Type Inheritance
Is Inheritance ORM's Ugly Duckling?
With JPA there are 3 strategies for implementing Inheritance. These 3 strategies may
work out to be very good for most simple inheritance requirements. They work against
plain Relational Databases (as opposed to ones with Object Relational features) and
with simple Inheritance Hierarchies should work reasonably well.
What probably needs to be looked at is that if you are using a SQL3 database
(or Postgres) then you have the option of putting the inheritance in the database right now
using SQL3 Type Inheritance. This will need extra work to support this.
I would think that over time as more support of SQL3 (Postgres Table Inheritance) is
available people we get benefits from having the inheritance handled by the Database.

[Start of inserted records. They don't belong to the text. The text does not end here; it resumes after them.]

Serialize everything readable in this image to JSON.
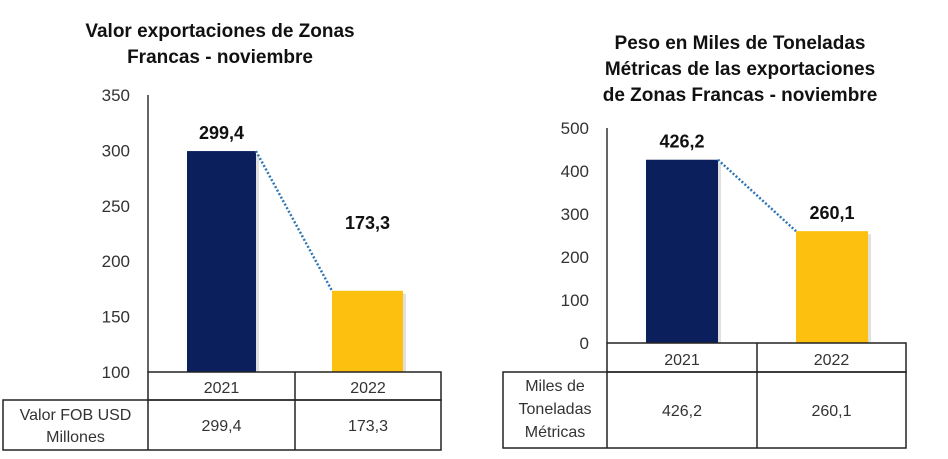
{
  "chart_data": [
    {
      "type": "bar",
      "title": "Valor exportaciones de Zonas Francas - noviembre",
      "title_lines": [
        "Valor exportaciones de Zonas",
        "Francas - noviembre"
      ],
      "categories": [
        "2021",
        "2022"
      ],
      "values": [
        299.4,
        173.3
      ],
      "data_labels": [
        "299,4",
        "173,3"
      ],
      "ylim": [
        100,
        350
      ],
      "yticks": [
        100,
        150,
        200,
        250,
        300,
        350
      ],
      "ytick_labels": [
        "100",
        "150",
        "200",
        "250",
        "300",
        "350"
      ],
      "grid": false,
      "trend_line": "dotted",
      "colors": [
        "#0b1f5c",
        "#fdc00f"
      ],
      "trend_color": "#2e75b6",
      "data_table": {
        "row_label": [
          "Valor FOB USD",
          "Millones"
        ],
        "values": [
          "299,4",
          "173,3"
        ]
      }
    },
    {
      "type": "bar",
      "title": "Peso en Miles de Toneladas Métricas de las exportaciones de Zonas Francas - noviembre",
      "title_lines": [
        "Peso en Miles de Toneladas",
        "Métricas de las exportaciones",
        "de Zonas Francas - noviembre"
      ],
      "categories": [
        "2021",
        "2022"
      ],
      "values": [
        426.2,
        260.1
      ],
      "data_labels": [
        "426,2",
        "260,1"
      ],
      "ylim": [
        0,
        500
      ],
      "yticks": [
        0,
        100,
        200,
        300,
        400,
        500
      ],
      "ytick_labels": [
        "0",
        "100",
        "200",
        "300",
        "400",
        "500"
      ],
      "grid": false,
      "trend_line": "dotted",
      "colors": [
        "#0b1f5c",
        "#fdc00f"
      ],
      "trend_color": "#2e75b6",
      "data_table": {
        "row_label": [
          "Miles de",
          "Toneladas",
          "Métricas"
        ],
        "values": [
          "426,2",
          "260,1"
        ]
      }
    }
  ]
}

The downsides of missing not null constraints and using joins and unions are fairly manageable
for small hierarchies but as a hierarchy gets bigger these downsides will be more significant.
SQL3 Type Inheritance
CREATE TABLE person (
id INTEGER,
name VARCHAR(20),
sex VARCHAR(1),
age INTEGER);
CREATE TABLE employee UNDER person (
salary FLOAT);
CREATE TABLE customer UNDER person (
account INTEGER);
Now Type Inheritance covers more than just Table Inheritance but I think its fair to
say there may well be benefits in using DDL like the above so that Inheritance is
handled natively by the database (where possible).
If anyone out there using Type Inheritance I'd like here about it.

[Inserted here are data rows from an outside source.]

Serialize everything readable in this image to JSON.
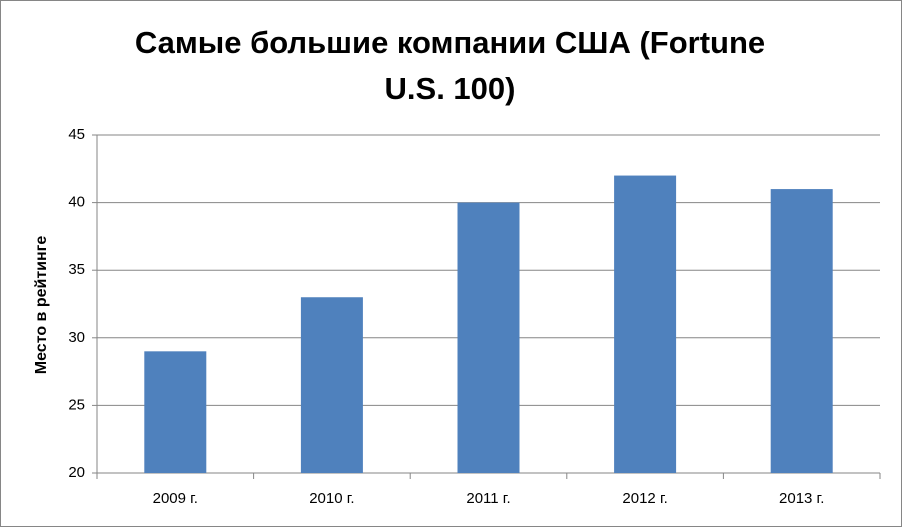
{
  "chart_data": {
    "type": "bar",
    "title": "Самые большие компании США (Fortune U.S. 100)",
    "y_label": "Место в рейтинге",
    "categories": [
      "2009 г.",
      "2010 г.",
      "2011 г.",
      "2012 г.",
      "2013 г."
    ],
    "values": [
      29,
      33,
      40,
      42,
      41
    ],
    "color": "#4f81bd",
    "ylim": [
      20,
      45
    ],
    "yticks": [
      20,
      25,
      30,
      35,
      40,
      45
    ],
    "grid": true
  }
}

Table Inheritance & Postgres
CREATE TABLE cities (
id int,
name text,
population float,
altitude int
);
CREATE TABLE capitals (
state char(2)
) INHERITS (cities);
If you are using Postgres then you can use the CREATE TABLE INHERITS syntax to do what looks to me the same job.
The documentation suggests there is some difference to the SQL3 specification so I'd be
interested to know the Postgres side of this story if anyone knows.

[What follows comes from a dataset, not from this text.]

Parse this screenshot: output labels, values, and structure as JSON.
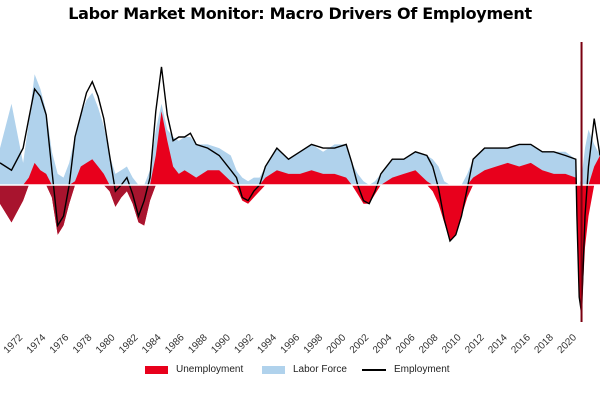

Again, if anyone has used this feature in Postgres I'd be interested to here about it.
It looks to me that Virtuoso supports Table Inheritance with the UNDER Clause for defining subbtables.
I have not had time to test out this database but I'd be very interested to here about it.
As a throw away comment this database looks to have gone open source in April 2006 and its
feature set is really quite amazing. Is this the best keep secret in the Industry?